10 students completed the shell, skirts and bottoms of the chests while most of them also finished the frame for the lid. Christopher also build one alongside the students as an example. I was around to help Chris with individual's questions/problems, get the tools set up properly, prepare replacement members when mistakes were made (or the stock kits were deemed rejects), and, of course, clean the bathroom. It was a great group-- isn't it always?-- but this crew was in fact a bit unique. It could just be the type of folks that are attracted to his writing style, but the whole class was as much a barrage of witticisms, horrible puns, and sultry humor as it was woodworking. Well, not really. It was very much about woodworking. But there were jokes. I believe on one or two evenings, some of the participants in the class explored the entertainment options in the area and decompressed with chilled beverages and ocean views.
I only took photos during the mortising process, although Christopher's camera has images from the whole week. Maybe he'll get around to posting some of them.
Chris keeps heady lectures to a minimum, but not because he has nothing to say. There is just so much to do in terms of building. That said, his lectures and demos are completely saturated with utterly useful information. He can get information across at full bandwith - the students were progressing at warp speed through his exercises and explanations.

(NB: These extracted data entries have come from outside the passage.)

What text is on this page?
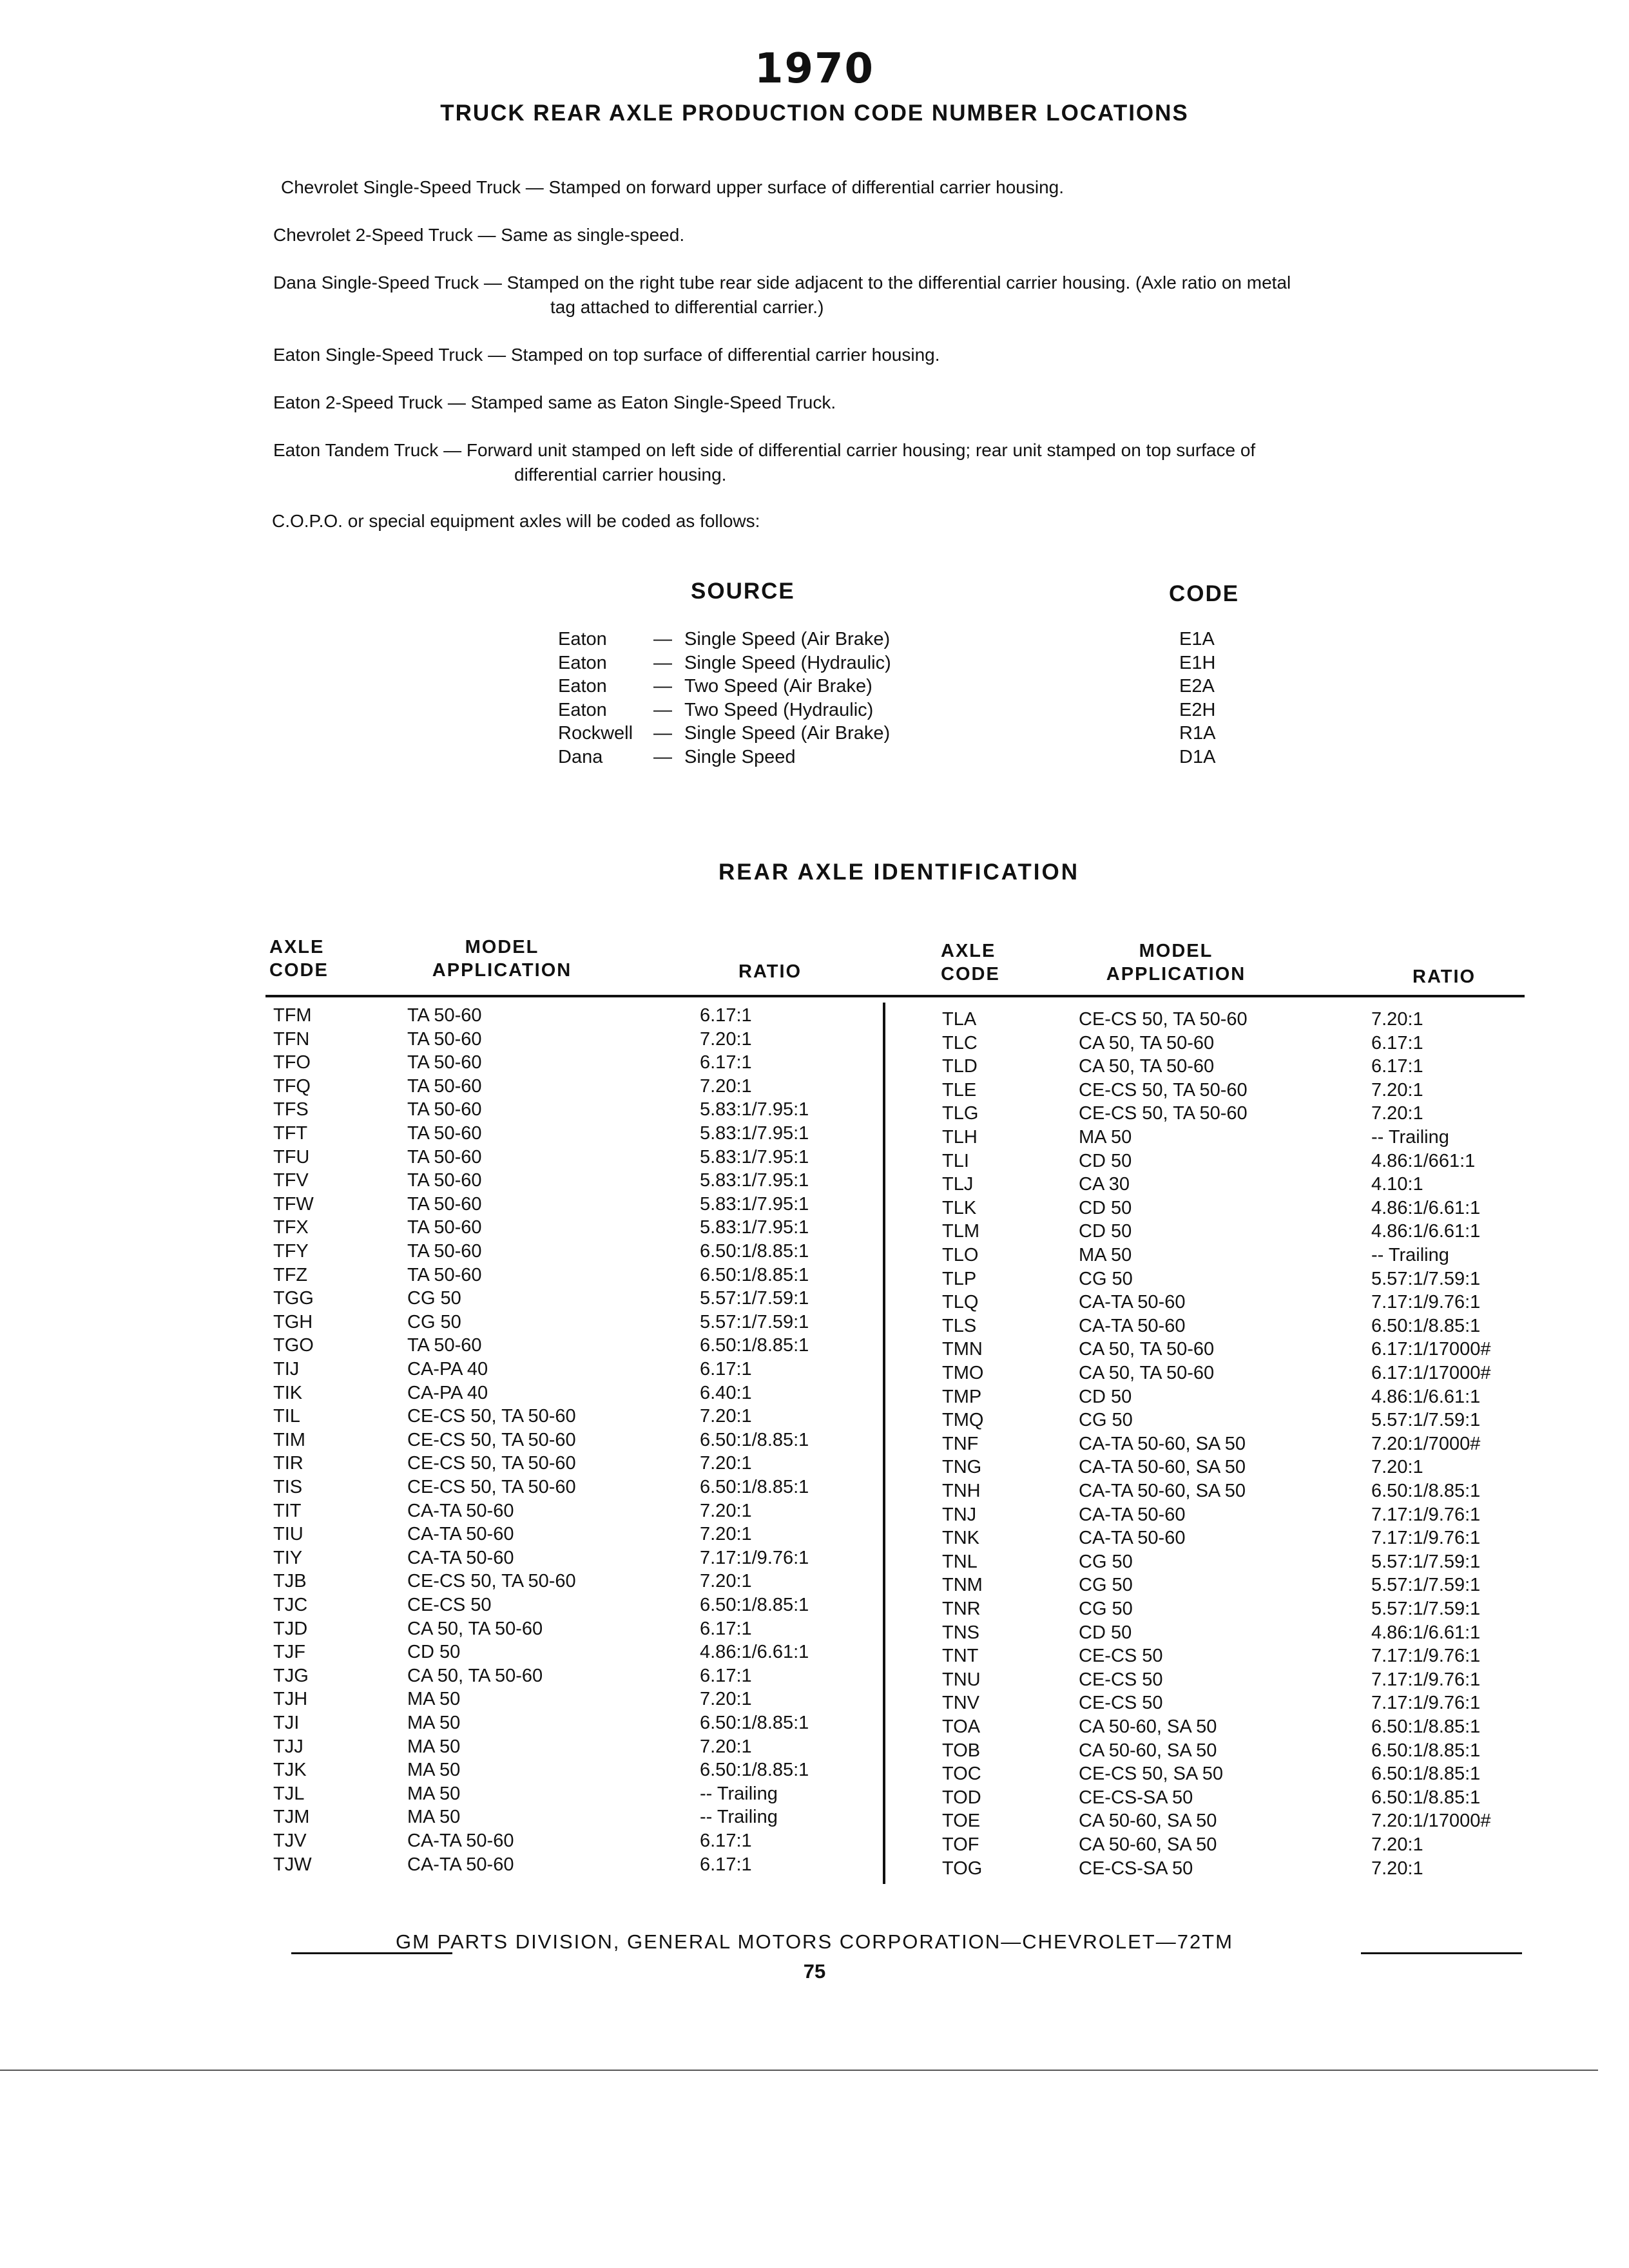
1970
TRUCK REAR AXLE PRODUCTION CODE NUMBER LOCATIONS
Chevrolet Single-Speed Truck — Stamped on forward upper surface of differential carrier housing.
Chevrolet 2-Speed Truck — Same as single-speed.
Dana Single-Speed Truck — Stamped on the right tube rear side adjacent to the differential carrier housing. (Axle ratio on metal
tag attached to differential carrier.)
Eaton Single-Speed Truck — Stamped on top surface of differential carrier housing.
Eaton 2-Speed Truck — Stamped same as Eaton Single-Speed Truck.
Eaton Tandem Truck — Forward unit stamped on left side of differential carrier housing; rear unit stamped on top surface of
differential carrier housing.
C.O.P.O. or special equipment axles will be coded as follows:
SOURCE	CODE
Eaton — Single Speed (Air Brake)	E1A
Eaton — Single Speed (Hydraulic)	E1H
Eaton — Two Speed (Air Brake)	E2A
Eaton — Two Speed (Hydraulic)	E2H
Rockwell — Single Speed (Air Brake)	R1A
Dana	— Single Speed	D1A
REAR AXLE IDENTIFICATION
AXLE
CODE
MODEL
APPLICATION	RATIO
AXLE
CODE
MODEL
APPLICATION	RATIO
TFM	TA 50-60	6.17:1
TFN	TA 50-60	7.20:1
TFO	TA 50-60	6.17:1
TFQ	TA 50-60	7.20:1
TFS	TA 50-60	5.83:1/7.95:1
TFT	TA 50-60	5.83:1/7.95:1
TFU	TA 50-60	5.83:1/7.95:1
TFV	TA 50-60	5.83:1/7.95:1
TFW	TA 50-60	5.83:1/7.95:1
TFX	TA 50-60	5.83:1/7.95:1
TFY	TA 50-60	6.50:1/8.85:1
TFZ	TA 50-60	6.50:1/8.85:1
TGG	CG 50	5.57:1/7.59:1
TGH	CG 50	5.57:1/7.59:1
TGO	TA 50-60	6.50:1/8.85:1
TIJ	CA-PA 40	6.17:1
TIK	CA-PA 40	6.40:1
TIL	CE-CS 50, TA 50-60	7.20:1
TIM	CE-CS 50, TA 50-60	6.50:1/8.85:1
TIR	CE-CS 50, TA 50-60	7.20:1
TIS	CE-CS 50, TA 50-60	6.50:1/8.85:1
TIT	CA-TA 50-60	7.20:1
TIU	CA-TA 50-60	7.20:1
TIY	CA-TA 50-60	7.17:1/9.76:1
TJB	CE-CS 50, TA 50-60	7.20:1
TJC	CE-CS 50	6.50:1/8.85:1
TJD	CA 50, TA 50-60	6.17:1
TJF	CD 50	4.86:1/6.61:1
TJG	CA 50, TA 50-60	6.17:1
TJH	MA 50	7.20:1
TJI	MA 50	6.50:1/8.85:1
TJJ	MA 50	7.20:1
TJK	MA 50	6.50:1/8.85:1
TJL	MA 50	-- Trailing
TJM	MA 50	-- Trailing
TJV	CA-TA 50-60	6.17:1
TJW	CA-TA 50-60	6.17:1
TLA	CE-CS 50, TA 50-60	7.20:1
TLC	CA 50, TA 50-60	6.17:1
TLD	CA 50, TA 50-60	6.17:1
TLE	CE-CS 50, TA 50-60	7.20:1
TLG	CE-CS 50, TA 50-60	7.20:1
TLH	MA 50	-- Trailing
TLI	CD 50	4.86:1/661:1
TLJ	CA 30	4.10:1
TLK	CD 50	4.86:1/6.61:1
TLM	CD 50	4.86:1/6.61:1
TLO	MA 50	-- Trailing
TLP	CG 50	5.57:1/7.59:1
TLQ	CA-TA 50-60	7.17:1/9.76:1
TLS	CA-TA 50-60	6.50:1/8.85:1
TMN	CA 50, TA 50-60	6.17:1/17000#
TMO	CA 50, TA 50-60	6.17:1/17000#
TMP	CD 50	4.86:1/6.61:1
TMQ	CG 50	5.57:1/7.59:1
TNF	CA-TA 50-60, SA 50	7.20:1/7000#
TNG	CA-TA 50-60, SA 50	7.20:1
TNH	CA-TA 50-60, SA 50	6.50:1/8.85:1
TNJ	CA-TA 50-60	7.17:1/9.76:1
TNK	CA-TA 50-60	7.17:1/9.76:1
TNL	CG 50	5.57:1/7.59:1
TNM	CG 50	5.57:1/7.59:1
TNR	CG 50	5.57:1/7.59:1
TNS	CD 50	4.86:1/6.61:1
TNT	CE-CS 50	7.17:1/9.76:1
TNU	CE-CS 50	7.17:1/9.76:1
TNV	CE-CS 50	7.17:1/9.76:1
TOA	CA 50-60, SA 50	6.50:1/8.85:1
TOB	CA 50-60, SA 50	6.50:1/8.85:1
TOC	CE-CS 50, SA 50	6.50:1/8.85:1
TOD	CE-CS-SA 50	6.50:1/8.85:1
TOE	CA 50-60, SA 50	7.20:1/17000#
TOF	CA 50-60, SA 50	7.20:1
TOG	CE-CS-SA 50	7.20:1
GM PARTS DIVISION, GENERAL MOTORS CORPORATION—CHEVROLET—72TM
75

There was much pounding. Above is Denny, whom I had previously met in the By Hand and Eye course. In the background is Badger, who was also in that one.
The chests become useful long before they are complete.

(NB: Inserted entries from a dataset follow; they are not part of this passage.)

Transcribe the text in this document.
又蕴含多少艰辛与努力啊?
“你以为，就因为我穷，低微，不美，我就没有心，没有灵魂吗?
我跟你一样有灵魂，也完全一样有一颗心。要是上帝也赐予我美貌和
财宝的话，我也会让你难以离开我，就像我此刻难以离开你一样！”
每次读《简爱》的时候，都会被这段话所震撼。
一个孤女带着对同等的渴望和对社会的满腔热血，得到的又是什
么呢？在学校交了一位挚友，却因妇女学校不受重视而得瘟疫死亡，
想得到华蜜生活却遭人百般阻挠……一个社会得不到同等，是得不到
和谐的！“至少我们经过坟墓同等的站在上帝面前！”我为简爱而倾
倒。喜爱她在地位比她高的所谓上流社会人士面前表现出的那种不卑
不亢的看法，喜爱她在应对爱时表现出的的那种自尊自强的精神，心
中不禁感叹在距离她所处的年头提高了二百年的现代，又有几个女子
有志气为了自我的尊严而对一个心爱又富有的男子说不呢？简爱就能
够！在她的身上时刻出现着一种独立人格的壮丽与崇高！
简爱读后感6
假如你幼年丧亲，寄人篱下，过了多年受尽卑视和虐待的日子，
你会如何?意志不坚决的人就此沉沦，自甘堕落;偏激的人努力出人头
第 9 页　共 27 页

This is Bill from Seattle. He's taken a few courses at the school already and really has the knack. If you read the Lost Art Press blog, you have already seen his mini and micro layout squares.
Bill also brought in his tool tote which he built in the Joinery Essentials class. It is great to see one being put to use, and he did a beautiful job on it, don't you think?

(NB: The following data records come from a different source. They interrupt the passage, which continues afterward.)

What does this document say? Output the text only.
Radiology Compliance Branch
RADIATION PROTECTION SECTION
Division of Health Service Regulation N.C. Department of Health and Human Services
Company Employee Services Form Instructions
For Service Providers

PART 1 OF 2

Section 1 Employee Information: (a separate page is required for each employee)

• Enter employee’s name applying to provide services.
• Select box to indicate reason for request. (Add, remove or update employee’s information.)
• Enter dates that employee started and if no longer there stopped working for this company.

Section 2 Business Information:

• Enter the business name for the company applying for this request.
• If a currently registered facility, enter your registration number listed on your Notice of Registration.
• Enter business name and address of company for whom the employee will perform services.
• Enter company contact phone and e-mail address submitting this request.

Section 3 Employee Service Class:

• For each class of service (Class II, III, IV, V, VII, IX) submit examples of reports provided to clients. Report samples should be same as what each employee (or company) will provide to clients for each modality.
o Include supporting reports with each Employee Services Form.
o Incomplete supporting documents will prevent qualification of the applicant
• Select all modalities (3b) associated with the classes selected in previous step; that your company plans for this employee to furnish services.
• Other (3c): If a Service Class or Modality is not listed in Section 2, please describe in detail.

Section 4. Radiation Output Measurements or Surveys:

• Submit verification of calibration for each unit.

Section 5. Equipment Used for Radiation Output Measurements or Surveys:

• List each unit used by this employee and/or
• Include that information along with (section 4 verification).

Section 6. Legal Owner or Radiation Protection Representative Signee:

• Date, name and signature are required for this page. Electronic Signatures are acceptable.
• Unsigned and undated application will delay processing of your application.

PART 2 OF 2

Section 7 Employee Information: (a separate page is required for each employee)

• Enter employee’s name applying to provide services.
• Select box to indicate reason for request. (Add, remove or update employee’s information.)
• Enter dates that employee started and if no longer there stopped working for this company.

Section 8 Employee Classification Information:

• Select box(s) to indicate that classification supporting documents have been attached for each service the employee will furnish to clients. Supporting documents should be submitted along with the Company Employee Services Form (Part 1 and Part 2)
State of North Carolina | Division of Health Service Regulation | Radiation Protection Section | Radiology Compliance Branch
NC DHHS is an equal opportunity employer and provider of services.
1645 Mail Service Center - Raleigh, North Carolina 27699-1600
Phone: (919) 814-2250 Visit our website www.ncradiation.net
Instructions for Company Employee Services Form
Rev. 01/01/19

Check out Badger's Roubo print tool rolls.
Here is what it was all about. It was quite a spectacle to have 11 of these around at once. Every single one came out well and will doubtless be of service for decades (or more) to come.
Sadly for us but great for him, Chris is taking next year off to focus on his research and writing. When his schedule is announced for 2015, though, I would urge any and all to jump on it. Not that they won't anyway.
Now I need to get back to the school to sharpen up the tools for the next class...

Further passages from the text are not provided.